Back in June I asked you to tell me about your favorite TPM posts. I read through your responses at the time. But the project I was investigating was soon overtaken by the rush of campaign events, particularly the aftermath of the Trump-Biden presidential debate at the end of the month. I was finally able to go through them more systematically this weekend. First, thank you for the attention and thought so many of you put into those contributions. They were gratifying and illuminating to read. My aim with this exercise was to pull together a list of posts for something kind of but not precisely like an anthology.
Part of the magic but also the frustration of this style of writing is that you write quite a lot, put together a lot of ideas, often ahead of others. But the great majority of what you write is momentary and ephemeral. It may be valuable. But it’s hard to catch that value in any one thing you can go back and read again. It’s sort of like a rolling conversation which you can learn from but is hard to go back and capture after the fact. A small percentage of posts are more like fully formed essays. Those are the ones that tend to stick with people. But often even those memorable ones are more like themes that are worked up over a number of posts, in many cases over a significant stretch of time. For all these reasons an anthology doesn’t quite make sense. But what interested me was pulling together the best or most influential posts and refining and expanding on them with the perspective of time and also the luxury of a bit more time to refine the ideas.
So what were your favorites?
They run the gamut. A number of you mentioned history posts, with the most frequently mentioned being a 2018 post I wrote about Ulysses S. Grant and his personal memoirs, a post which is really about how to write and how to think. There were personal posts, one about the death of my mother and another about the death of my father, one about building a sailboat. There’s one about Leslie Nielsen and the magic of new beginnings which one reader told me inspired him to change careers at age 50. The most referenced post was a single paragraph in November 2016 post about optimism being not a set of predictions but an ethic and way of approaching life. There’s a whole range of topics. But when I read through all your emails and did a rough tally of your favorite posts, they were overwhelmingly about power, domination and the performative nature of modern politics.

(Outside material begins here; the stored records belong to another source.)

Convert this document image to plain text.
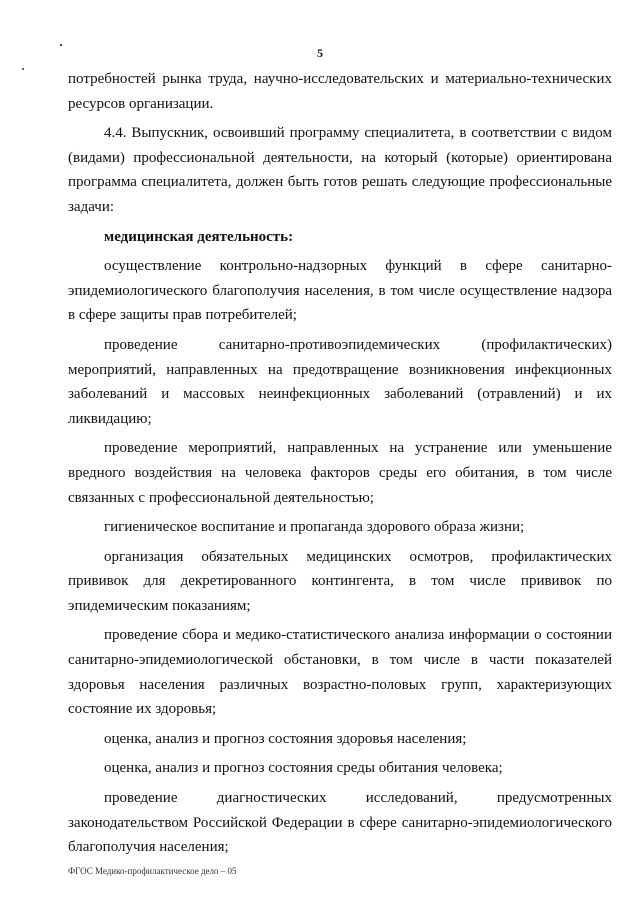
5

потребностей рынка труда, научно-исследовательских и материально-технических ресурсов организации.

4.4. Выпускник, освоивший программу специалитета, в соответствии с видом (видами) профессиональной деятельности, на который (которые) ориентирована программа специалитета, должен быть готов решать следующие профессиональные задачи:

медицинская деятельность:

осуществление контрольно-надзорных функций в сфере санитарно-эпидемиологического благополучия населения, в том числе осуществление надзора в сфере защиты прав потребителей;

проведение санитарно-противоэпидемических (профилактических) мероприятий, направленных на предотвращение возникновения инфекционных заболеваний и массовых неинфекционных заболеваний (отравлений) и их ликвидацию;

проведение мероприятий, направленных на устранение или уменьшение вредного воздействия на человека факторов среды его обитания, в том числе связанных с профессиональной деятельностью;

гигиеническое воспитание и пропаганда здорового образа жизни;

организация обязательных медицинских осмотров, профилактических прививок для декретированного контингента, в том числе прививок по эпидемическим показаниям;

проведение сбора и медико-статистического анализа информации о состоянии санитарно-эпидемиологической обстановки, в том числе в части показателей здоровья населения различных возрастно-половых групп, характеризующих состояние их здоровья;

оценка, анализ и прогноз состояния здоровья населения;

оценка, анализ и прогноз состояния среды обитания человека;

проведение диагностических исследований, предусмотренных законодательством Российской Федерации в сфере санитарно-эпидемиологического благополучия населения;

ФГОС Медико-профилактическое дело – 05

Many of these center on the person of Donald Trump and are from the past decade — posts on domination and humiliation, dignity wraiths, Trump’s Razor, the dominating and the dominated. But the most cited goes back twenty years to August 2004, a post on what I then termed “bitch slap” politics and later renamed “dominance politics.” The Editors’ Blog has been about a lot of things, often very disparate. But here really is the central thread, the most enduring and recurring one over the quarter century I’ve been writing the Editors’ Blog. In fact, it shows up in the very first post in November 2000 in a kind of inchoate way in the politics of bluff. It’s an expanding analysis, but also a chronicle of the expanding role of performative domination in our politics.
For a long time I thought that TPM had a bead on Trump early because of something that many of our colleagues criticized us for: focus on what in the Obama years we called ‘The Crazy,’ basically the far-right milieu which eventually took shape in electoral politics as the “Freedom Caucus.” We were very focused on these guys and the wider political universe they existed in. The criticism was that this was just fringe nonsense. Real politics was Paul Ryan and John Boehner. That was never our take. You could see that in the collapse of comprehensive immigration reform in 2013 and the proof came in late 2015 when Donald Trump — who everyone treated as a joke — rapidly and systematically bulldozed the desiccated husk of ‘establishment’ Republican politics. ‘The Crazy’ was the real motive force of the GOP, and was in a complementary relationship with the public face of the party which essentially governed on its behalf. Trump’s great intuitive insight was that it was no longer necessary to do this. You could ditch all of that and run the GOP with Freedom Caucus politics and tactics. Openly.
This sounds like a different part of the story. But it’s just a different dimension of it.
In any case, your recollections and thoughts have allowed me to sharpen my understanding of this and see the big thematic theme around which not, so much a retrospective look at these old posts but an updating of them, could be interesting and worthwhile.